Rabbi Mendy Gurkov of Chabad Jewish Center of Upper Passaic County said he hopes the Torah will inspire everyone at the center’s Yom Kippur services, to be held on Wednesday, September 19, at 11:30 a.m.
“This Torah truly captures the essence of our people,” he said. “Many have sought to destroy the Jewish people, but we’ve miraculously survived and we must continue our mission of repairing this world and revealing the light within it. The fact that this Torah will be with us on Yom Kippur captures this message of light, of hope and the promise of a brighter tomorrow.”
The Torah’s story is dramatic. On Kristallnacht, Isaac Schwartz, who lived in Hamburg, had just celebrated his bar mitzvah a month earlier, grabbed a Torah scroll as flames raged in the city’s main synagogue.

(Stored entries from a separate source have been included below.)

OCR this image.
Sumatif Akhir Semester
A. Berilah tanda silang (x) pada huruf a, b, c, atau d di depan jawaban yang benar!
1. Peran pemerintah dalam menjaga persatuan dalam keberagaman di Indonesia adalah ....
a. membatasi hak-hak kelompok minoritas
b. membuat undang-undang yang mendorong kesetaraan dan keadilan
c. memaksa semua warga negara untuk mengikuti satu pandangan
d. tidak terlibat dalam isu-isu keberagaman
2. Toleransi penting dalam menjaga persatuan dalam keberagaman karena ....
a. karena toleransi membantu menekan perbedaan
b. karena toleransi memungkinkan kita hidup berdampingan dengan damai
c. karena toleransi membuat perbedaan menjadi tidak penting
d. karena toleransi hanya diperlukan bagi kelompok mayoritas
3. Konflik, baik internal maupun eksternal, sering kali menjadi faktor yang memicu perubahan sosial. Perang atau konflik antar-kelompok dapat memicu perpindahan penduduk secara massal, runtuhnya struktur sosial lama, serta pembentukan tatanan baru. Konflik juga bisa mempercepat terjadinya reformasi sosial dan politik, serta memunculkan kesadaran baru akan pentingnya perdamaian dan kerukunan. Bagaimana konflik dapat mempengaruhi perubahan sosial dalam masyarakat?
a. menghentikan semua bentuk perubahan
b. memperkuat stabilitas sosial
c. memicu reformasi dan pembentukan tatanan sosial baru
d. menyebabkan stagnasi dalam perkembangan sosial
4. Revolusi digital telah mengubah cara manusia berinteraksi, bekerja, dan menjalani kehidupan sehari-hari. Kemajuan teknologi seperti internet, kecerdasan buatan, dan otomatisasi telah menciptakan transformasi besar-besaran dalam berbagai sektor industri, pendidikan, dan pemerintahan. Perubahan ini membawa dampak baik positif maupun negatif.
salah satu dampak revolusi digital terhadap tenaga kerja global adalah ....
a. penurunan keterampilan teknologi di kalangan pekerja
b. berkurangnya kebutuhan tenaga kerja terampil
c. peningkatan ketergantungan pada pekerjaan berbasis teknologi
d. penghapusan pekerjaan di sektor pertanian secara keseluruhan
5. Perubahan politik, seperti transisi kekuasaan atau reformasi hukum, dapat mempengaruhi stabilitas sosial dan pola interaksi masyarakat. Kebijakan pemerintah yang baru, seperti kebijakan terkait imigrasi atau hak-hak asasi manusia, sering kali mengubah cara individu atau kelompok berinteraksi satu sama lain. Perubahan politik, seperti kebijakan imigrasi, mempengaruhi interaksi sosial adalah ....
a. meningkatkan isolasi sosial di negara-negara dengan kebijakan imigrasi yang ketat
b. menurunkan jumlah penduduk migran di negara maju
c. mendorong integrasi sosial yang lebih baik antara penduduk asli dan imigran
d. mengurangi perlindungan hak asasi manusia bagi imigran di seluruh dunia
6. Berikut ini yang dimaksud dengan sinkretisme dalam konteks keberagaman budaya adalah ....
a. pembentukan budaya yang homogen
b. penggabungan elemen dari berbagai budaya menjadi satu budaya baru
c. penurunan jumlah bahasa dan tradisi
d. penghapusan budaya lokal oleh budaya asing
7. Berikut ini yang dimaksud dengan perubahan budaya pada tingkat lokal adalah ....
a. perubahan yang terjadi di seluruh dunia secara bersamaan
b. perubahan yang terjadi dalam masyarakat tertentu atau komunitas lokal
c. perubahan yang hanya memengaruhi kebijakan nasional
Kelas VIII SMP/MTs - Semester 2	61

The family buried the Torah in their backyard. They escaped to Venezuela; when they returned to Hamburg, years later, and unearthed it, they found that it had sustained more damage. “Even if one letter is smudged or faded, the Torah is rendered useless,” Rabbi Gurkov said.
The scroll stayed with the family until three years ago, when Isaac Schwartz’s son contacted Miami Beach businessman Leonard Wien. Wien, whose mission was to restore destroyed German Torah scrolls as an homage to his family members and those who died in the Holocaust, bought the Torah from the family and had it restored. He hired two scribes who spent 18 months rewriting the faded letters and replacing the parts of the parchment that were beyond repair. Burn marks still are visible in the parchment. Then Wein donated the Torah to the Jewish Learning Institute.